Sometimes following series of errors/warnings are coming in elasticsearch:

(1) GC(old) starts:

[2017-12-14 06:01:00,533][INFO ][monitor.jvm ] [node1] [gc][old][301607][18425] duration [57.6s], collections [8]/[57.6s], total [57.6s]/[6.9h], memory [14.8gb]->[14.7gb]/[14.8gb], all_pools {[young] [865.3mb]->[856.7mb]/[865.3mb]}{[survivor] [107.4mb]->[0b]/[108.1mb]}{[old] [13.9gb]->[13.9gb]/[13.9gb]}

(2) After GC running for several hours, JavaHeap space problem comes:

"engine failed, but can't find index shard. failure reason: [already closed by tragic event on the index writer]
java.lang.OutOfMemoryError: Java heap space"

(3) Then master leaves after sometime:

[2017-12-14 06:05:20,098][WARN ][transport ] [node1] Received response for a request that has timed out, sent [40543ms] ago, timed out [10543ms] ago, action [internal:discovery/zen/fd/master_ping], node [{node2}{WTHP9NdeTaqbGsjtOV50Rg}{xx.xx.xx.xx}{xx.xx.xx.xx:9300}{master=true}], id [5714073]
[2017-12-14 06:07:00,126][INFO ][discovery.zen ] [node1] master_left [{node2}{WTHP9NdeTaqbGsjtOV50Rg}{xx.xx.xx.xx}{xx.xx.xx.xx:9300}{master=true}], reason [failed to ping, tried [3] times, each with maximum [30s] timeout]
[2017-12-14 06:07:00,127][WARN ][discovery.zen ] [node1] master left (reason = failed to ping, tried [3] times, each with maximum [30s] timeout), current nodes: {{node1}{jlrw3wCoTb-C8sdJcfk-6Q}{yy.yy.yy.yy}{yy.yy.yy.yy:9300}{master=true},}

(4) After that following warning starts coming repetitively:

[WARN ][netty.channel.socket.nio.AbstractNioSelector] Unexpected exception in the selector loop.
java.io.IOException: File exists
at sun.nio.ch.EPollArrayWrapper.epollCtl(Native Method)
at sun.nio.ch.EPollArrayWrapper.updateRegistrations(EPollArrayWrapper.java:299)
at sun.nio.ch.EPollArrayWrapper.poll(EPollArrayWrapper.java:268)
at sun.nio.ch.EPollSelectorImpl.doSelect(EPollSelectorImpl.java:93)
at sun.nio.ch.SelectorImpl.lockAndDoSelect(SelectorImpl.java:86)
at sun.nio.ch.SelectorImpl.select(SelectorImpl.java:97)
at org.jboss.netty.channel.socket.nio.SelectorUtil.select(SelectorUtil.java:68)
at org.jboss.netty.channel.socket.nio.AbstractNioSelector.select(AbstractNioSelector.java:434)
at org.jboss.netty.channel.socket.nio.AbstractNioSelector.run(AbstractNioSelector.java:212)
at org.jboss.netty.channel.socket.nio.AbstractNioWorker.run(AbstractNioWorker.java:89)
at org.jboss.netty.channel.socket.nio.NioWorker.run(NioWorker.java:178)
at org.jboss.netty.util.ThreadRenamingRunnable.run(ThreadRenamingRunnable.java:108)
at org.jboss.netty.util.internal.DeadLockProofWorker$1.run(DeadLockProofWorker.java:42)
at java.util.concurrent.ThreadPoolExecutor.runWorker(ThreadPoolExecutor.java:1142)
at java.util.concurrent.ThreadPoolExecutor$Worker.run(ThreadPoolExecutor.java:617)
at java.lang.Thread.run(Thread.java:745)

All these things cause failure in search as well as insertion. To overcome this error, I have to kill elasticsearch and restart the ES cluster.

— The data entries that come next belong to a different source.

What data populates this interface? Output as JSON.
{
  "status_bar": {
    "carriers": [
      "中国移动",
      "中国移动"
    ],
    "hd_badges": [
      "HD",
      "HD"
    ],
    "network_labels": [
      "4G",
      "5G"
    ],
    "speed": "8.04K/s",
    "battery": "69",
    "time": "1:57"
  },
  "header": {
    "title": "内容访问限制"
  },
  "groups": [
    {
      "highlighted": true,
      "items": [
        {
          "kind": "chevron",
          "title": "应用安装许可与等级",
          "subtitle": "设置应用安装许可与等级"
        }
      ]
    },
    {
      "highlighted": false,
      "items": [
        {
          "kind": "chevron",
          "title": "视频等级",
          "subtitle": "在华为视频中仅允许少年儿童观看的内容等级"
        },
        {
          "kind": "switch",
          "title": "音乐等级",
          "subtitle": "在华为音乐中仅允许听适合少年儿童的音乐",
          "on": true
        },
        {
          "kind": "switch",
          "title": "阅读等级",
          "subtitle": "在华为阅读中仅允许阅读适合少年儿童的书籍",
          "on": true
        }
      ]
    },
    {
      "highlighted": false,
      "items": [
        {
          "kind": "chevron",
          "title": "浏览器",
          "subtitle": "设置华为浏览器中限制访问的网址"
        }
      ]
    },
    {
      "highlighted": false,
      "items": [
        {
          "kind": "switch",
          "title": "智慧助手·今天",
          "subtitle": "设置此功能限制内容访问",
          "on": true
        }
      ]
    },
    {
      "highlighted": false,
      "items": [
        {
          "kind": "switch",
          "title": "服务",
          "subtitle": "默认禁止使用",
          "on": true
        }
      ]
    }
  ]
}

Configuration I am using for both nodes:

node.master: true
node.data: true
bootstrap.memory_lock: true
discovery.zen.ping.multicast.enabled: false
discovery.zen.ping.unicast.hosts: ["node1_ip", "node2_ip"]
discovery.zen.minimum_master_nodes: 2
network.bind : 0.0.0.0
http.enabled: true
http.cors.allow-credentials: true
http.cors.enabled: true
http.cors.allow-origin: /(.*)?/
http.cors.allow-methods: OPTIONS,HEAD,GET,POST,PUT,DELETE
http.jsonp.enable: true
indices.fielddata.cache.size: 25%
index.number_of_shards: 2
index.number_of_replicas: 1
index.codec: best_compression
threadpool.search.queue_size: 5000
threadpool.bulk.queue_size: 5000
threadpool.index.queue_size: 5000

Is this due to configuration or any other problem?

How much data do you have? How many indices and shards?

I have (220*2)gb of data. Multiplied by 2 due to replica.
Total indices = 20.
Primary shards for each indices I have kept at 2 and replica as 1.

It looks like you are suffering from heap pressure. I would recommend reducing the queue sizes significantly as that can use up a lot of memory.

1 Like

This topic was automatically closed 28 days after the last reply. New replies are no longer allowed.